$\{(X,Y)\in \Bbb R^3: |X|=|Y|=1, \langle X,Y \rangle=0\}$ is homeomorphic to $\text{SO}(3, \Bbb R)$

Question

Let $R=\{(X,Y)\in \Bbb R^3: |X|=|Y|=1, \langle X,Y \rangle=0\}$ with $\langle\,\cdot\,,\,\cdot\,\rangle$ the Euclidean scalar product.

Prove that $R$ is homeomorphic to $\text{SO}(3, \Bbb R)$.

I don't know where to start. My intuition is to build a map from $R$ to some space $X$ in $\mathcal{F}(X,Y)$ , that preserves the scalar product which would mean that this space $X$ is $O(3)$. but I don't know how.

Thanks for your hints, comments.

Answer 1

Hint Expand the defining equation $A^{\top} A = I$ in the usual definition $$SO(n, \Bbb R) := \{A : A^{\top} A = I, \det A = 1\}$$ in terms of the column vectors of $A$.

Writing $A = \pmatrix{{\bf A}_1 & \cdots & {\bf A}_n}$, the condition becomes $\langle {\bf A}_i , {\bf A}_j \rangle = \delta_{ij}$, $1 \leq i, j, \leq n$, where $\delta_{ij}$ is the Kronecker delta symbol.

Answer 2

My intuition would be to show that there for any $\vec X, \vec Y \in \mathbb R^3$ such that $|\vec X | = | \vec Y | = 1$ and $\vec X . \vec Y = 0$, there exists a unique $M \in \rm{SO}(3)$ that sends $(1,0,0) \mapsto \vec X$ and $(0,1,0) \mapsto \vec Y$.
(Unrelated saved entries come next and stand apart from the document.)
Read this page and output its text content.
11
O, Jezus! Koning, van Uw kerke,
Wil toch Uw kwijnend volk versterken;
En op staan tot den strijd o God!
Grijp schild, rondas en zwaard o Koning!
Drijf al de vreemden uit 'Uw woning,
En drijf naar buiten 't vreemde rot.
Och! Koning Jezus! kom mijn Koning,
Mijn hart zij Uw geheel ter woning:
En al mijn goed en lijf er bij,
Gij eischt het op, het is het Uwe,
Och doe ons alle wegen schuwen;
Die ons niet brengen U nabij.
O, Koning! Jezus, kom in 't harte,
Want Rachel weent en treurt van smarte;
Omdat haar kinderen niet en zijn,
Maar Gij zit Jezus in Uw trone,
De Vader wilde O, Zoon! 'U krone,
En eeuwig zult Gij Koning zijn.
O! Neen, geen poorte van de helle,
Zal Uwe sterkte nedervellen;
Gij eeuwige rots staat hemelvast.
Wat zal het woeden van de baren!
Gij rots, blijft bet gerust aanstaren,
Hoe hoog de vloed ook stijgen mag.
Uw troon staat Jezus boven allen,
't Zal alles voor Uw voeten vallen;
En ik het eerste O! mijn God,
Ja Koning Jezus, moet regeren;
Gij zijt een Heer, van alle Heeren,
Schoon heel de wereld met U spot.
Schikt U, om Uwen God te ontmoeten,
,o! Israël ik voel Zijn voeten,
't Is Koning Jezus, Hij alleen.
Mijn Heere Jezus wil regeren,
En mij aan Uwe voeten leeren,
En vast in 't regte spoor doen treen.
(Indeed, such an $M$ must necessarily send $(0,0,1) \mapsto \vec X \times \vec Y$, where $\times$ denotes the vector cross product. This is because $M$, being special orthogonal, maps right-handed orthonormal bases to right-handed orthonormal bases, and $\vec X \times \vec Y$ is the only vector that extends $\{ \vec X, \vec Y \}$ to form a right-handed basis. Having specified how $M$ acts on the standard basis of $\mathbb R^3$, $M$ is now fully determined.)